Dès que je me sentis un peu loin de leur maison, j’ouvris la fameuse enveloppe : à ma grande surprise elle contenait de l’argent ! Ma colère s’apaisa immédiatement, je vous en réponds.

En un clin d’œil, j’avais englouti ce billet de banque dans la poche de mon gilet, et me mettais en quête du restaurant le plus voisin pour apaiser ma faim.

Je dévorai mon repas à pleines dents ! Quand je me sentis complètement repu, je tirai mon billet de ma poche, et le dépliai. Quelle ne fut ma stupeur en découvrant qu’il représentait cinq millions de dollars ! C’était à en devenir fou ! J’ai dû certainement rester fasciné et plongé en extase devant ce billet pendant plusieurs minutes, avant de reprendre le fil de mes idées. Je vois encore d’ici la physionomie du patron du restaurant : il restait pétrifié, abasourdi, les bras pendants et les jambes paralysées. Me ressaisissant, je pris le seul parti possible dans ma situation, et lui tendis nonchalamment mon billet, en disant :

— Faites-moi de la monnaie, je vous prie.

Sortant de son ébahissement, il se confondit en excuses de ne pouvoir changer ce billet. Il n’osa d’ailleurs pas le toucher, me déclarant qu’il se contenterait de le regarder avec admiration, que la vue de cette merveille délectait ses yeux, mais qu’il ne se permettrait jamais, lui pauvre hère, de porter la main sur cet objet sacré, de peur de le profaner.

J’insistai à mon tour :

— Ayez l’obligeance de me le changer, car je n’en possède pas d’autre.

Il me répondit que cela n’avait pas la moindre importance ; que cette bagatelle se réglerait à la prochaine occasion.

J’eus beau protester que, peut-être, je m’absenterais… que…

Il ne voulut rien savoir ; m’assura qu’il n’était pas inquiet de son argent, et me déclara même qu’il mettait son restaurant à ma disposition et qu’il m’ouvrait un compte à crédit illimité. Il ajouta que, si cela me faisait plaisir, je pouvais évidemment me passer la fantaisie de me moquer du public en m’habillant de hardes, mais que cela ne l’empêcherait pas de me considérer comme un parfait gentleman, comme un millionnaire de haut rang.

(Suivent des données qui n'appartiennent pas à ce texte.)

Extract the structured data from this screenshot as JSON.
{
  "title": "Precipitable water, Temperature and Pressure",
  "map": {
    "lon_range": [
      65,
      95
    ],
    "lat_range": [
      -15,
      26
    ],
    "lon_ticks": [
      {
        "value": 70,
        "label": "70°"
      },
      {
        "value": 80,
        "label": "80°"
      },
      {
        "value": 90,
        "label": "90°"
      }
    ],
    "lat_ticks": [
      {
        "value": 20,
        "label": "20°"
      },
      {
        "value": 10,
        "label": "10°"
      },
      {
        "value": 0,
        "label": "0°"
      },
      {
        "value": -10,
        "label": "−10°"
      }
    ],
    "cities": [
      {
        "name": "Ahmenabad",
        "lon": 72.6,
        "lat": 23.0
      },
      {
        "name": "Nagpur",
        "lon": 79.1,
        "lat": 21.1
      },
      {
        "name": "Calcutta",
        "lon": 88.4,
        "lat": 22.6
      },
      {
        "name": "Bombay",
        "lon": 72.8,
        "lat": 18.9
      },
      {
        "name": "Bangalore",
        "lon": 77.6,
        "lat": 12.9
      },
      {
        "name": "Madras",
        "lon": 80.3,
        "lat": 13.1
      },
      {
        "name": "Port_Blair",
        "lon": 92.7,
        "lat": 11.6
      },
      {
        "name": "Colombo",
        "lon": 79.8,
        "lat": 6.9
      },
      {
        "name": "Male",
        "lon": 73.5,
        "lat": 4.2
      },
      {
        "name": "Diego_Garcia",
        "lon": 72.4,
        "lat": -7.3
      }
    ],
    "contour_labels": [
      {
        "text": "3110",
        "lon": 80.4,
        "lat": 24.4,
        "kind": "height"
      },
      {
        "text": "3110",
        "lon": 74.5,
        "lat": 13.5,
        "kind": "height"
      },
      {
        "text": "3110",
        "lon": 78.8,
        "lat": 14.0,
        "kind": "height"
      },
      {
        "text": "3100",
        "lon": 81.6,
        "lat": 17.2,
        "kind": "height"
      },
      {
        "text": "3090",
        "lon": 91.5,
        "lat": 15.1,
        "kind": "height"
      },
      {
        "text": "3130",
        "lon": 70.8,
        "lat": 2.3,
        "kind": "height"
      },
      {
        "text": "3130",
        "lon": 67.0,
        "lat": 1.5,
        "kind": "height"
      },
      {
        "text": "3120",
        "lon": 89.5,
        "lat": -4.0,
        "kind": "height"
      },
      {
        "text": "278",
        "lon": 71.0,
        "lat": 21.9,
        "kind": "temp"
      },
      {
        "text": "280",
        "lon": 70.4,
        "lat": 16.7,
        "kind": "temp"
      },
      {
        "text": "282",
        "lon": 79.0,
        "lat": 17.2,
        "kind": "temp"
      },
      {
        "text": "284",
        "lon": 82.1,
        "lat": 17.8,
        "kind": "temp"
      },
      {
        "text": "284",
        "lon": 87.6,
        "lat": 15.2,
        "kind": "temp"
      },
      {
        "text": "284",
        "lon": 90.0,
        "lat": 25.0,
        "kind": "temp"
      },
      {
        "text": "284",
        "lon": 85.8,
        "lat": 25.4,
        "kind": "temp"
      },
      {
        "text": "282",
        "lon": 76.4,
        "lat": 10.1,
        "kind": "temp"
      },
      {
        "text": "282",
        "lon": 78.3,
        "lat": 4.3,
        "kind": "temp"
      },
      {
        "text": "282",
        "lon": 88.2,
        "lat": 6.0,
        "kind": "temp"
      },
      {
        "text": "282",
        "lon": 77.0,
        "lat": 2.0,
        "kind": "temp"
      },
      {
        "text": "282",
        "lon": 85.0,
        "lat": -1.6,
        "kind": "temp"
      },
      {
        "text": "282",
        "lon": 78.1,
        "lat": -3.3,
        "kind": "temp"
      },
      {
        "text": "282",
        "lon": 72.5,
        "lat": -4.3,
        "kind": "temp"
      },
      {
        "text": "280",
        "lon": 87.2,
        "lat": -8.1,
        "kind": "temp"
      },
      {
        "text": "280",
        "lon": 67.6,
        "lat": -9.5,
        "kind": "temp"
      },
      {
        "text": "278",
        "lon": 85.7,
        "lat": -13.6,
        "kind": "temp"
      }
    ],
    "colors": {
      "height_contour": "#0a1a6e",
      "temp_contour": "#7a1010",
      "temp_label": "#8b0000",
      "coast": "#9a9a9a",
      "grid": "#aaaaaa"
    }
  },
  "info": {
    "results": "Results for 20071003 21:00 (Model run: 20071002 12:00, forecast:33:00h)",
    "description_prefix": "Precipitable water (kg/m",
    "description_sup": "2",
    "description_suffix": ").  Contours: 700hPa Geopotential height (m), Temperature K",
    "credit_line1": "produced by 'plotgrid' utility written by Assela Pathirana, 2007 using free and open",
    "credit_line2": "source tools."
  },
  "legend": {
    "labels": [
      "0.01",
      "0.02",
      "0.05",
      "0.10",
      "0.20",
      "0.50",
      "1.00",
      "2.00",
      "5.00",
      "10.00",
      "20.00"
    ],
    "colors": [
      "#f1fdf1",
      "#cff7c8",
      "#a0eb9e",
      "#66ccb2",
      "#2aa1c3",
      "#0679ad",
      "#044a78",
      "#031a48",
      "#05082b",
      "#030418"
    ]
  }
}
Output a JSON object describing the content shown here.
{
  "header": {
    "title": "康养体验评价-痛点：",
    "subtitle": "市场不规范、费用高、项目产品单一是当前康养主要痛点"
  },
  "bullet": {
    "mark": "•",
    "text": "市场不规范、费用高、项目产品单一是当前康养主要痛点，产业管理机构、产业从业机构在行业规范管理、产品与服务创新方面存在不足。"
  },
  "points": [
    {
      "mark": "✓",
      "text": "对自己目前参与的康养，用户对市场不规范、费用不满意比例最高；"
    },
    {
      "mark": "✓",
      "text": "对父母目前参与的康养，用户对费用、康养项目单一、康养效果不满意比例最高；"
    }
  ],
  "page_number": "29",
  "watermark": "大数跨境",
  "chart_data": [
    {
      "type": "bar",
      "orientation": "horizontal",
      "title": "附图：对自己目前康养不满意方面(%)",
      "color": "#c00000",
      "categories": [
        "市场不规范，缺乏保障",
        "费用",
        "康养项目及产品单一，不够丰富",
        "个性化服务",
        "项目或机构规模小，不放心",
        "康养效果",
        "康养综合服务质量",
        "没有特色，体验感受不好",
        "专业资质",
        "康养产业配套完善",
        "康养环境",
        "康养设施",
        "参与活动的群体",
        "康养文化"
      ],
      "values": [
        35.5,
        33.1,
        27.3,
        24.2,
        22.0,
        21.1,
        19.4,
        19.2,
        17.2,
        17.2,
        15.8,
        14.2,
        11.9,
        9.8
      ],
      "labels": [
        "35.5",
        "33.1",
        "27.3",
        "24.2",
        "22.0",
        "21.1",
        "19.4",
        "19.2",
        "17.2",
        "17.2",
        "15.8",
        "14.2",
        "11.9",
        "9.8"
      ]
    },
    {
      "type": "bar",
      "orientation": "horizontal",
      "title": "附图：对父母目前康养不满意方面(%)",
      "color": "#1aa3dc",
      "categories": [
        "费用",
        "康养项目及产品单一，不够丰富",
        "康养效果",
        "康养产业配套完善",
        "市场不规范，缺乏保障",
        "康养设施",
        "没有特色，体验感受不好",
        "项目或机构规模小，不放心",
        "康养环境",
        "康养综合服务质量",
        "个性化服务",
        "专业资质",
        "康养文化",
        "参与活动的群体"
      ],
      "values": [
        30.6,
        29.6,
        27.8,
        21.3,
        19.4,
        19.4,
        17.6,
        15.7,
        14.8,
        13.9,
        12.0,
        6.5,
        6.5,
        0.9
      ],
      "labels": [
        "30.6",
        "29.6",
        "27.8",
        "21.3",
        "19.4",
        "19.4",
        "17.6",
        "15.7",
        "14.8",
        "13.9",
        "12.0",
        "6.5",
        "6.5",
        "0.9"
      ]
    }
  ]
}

Au même moment entra un client ; le patron me fit signe de cacher mon billet ; il me reconduisit à la porte avec force « salamalecks ». Je n’avais plus qu’à regagner la maison des deux frères, pour réparer l’erreur qu’ils venaient de commettre avant que la police ne partît sur ma piste. C’est ce que je fis de suite. Mais j’avoue que je me sentais plutôt nerveux, plutôt inquiet ; bien qu’au fond je n’eusse rien à me reprocher. Je devinais parfaitement que mes deux donateurs, en s’apercevant qu’ils m’avaient confié un billet d’un million de livres pour un billet d’une livre, avaient dû entrer dans une rage indescriptible contre moi, au lieu de s’en prendre à leur propre étourderie, seule responsable de cette bévue. Pourtant, je me calmai en approchant de leur maison, car je remarquai que tout y paraissait tranquille : ils n’avaient pas dû s’apercevoir encore de leur méprise ! Je sonnai. Le domestique vint m’ouvrir ; je demandai à voir ses maîtres.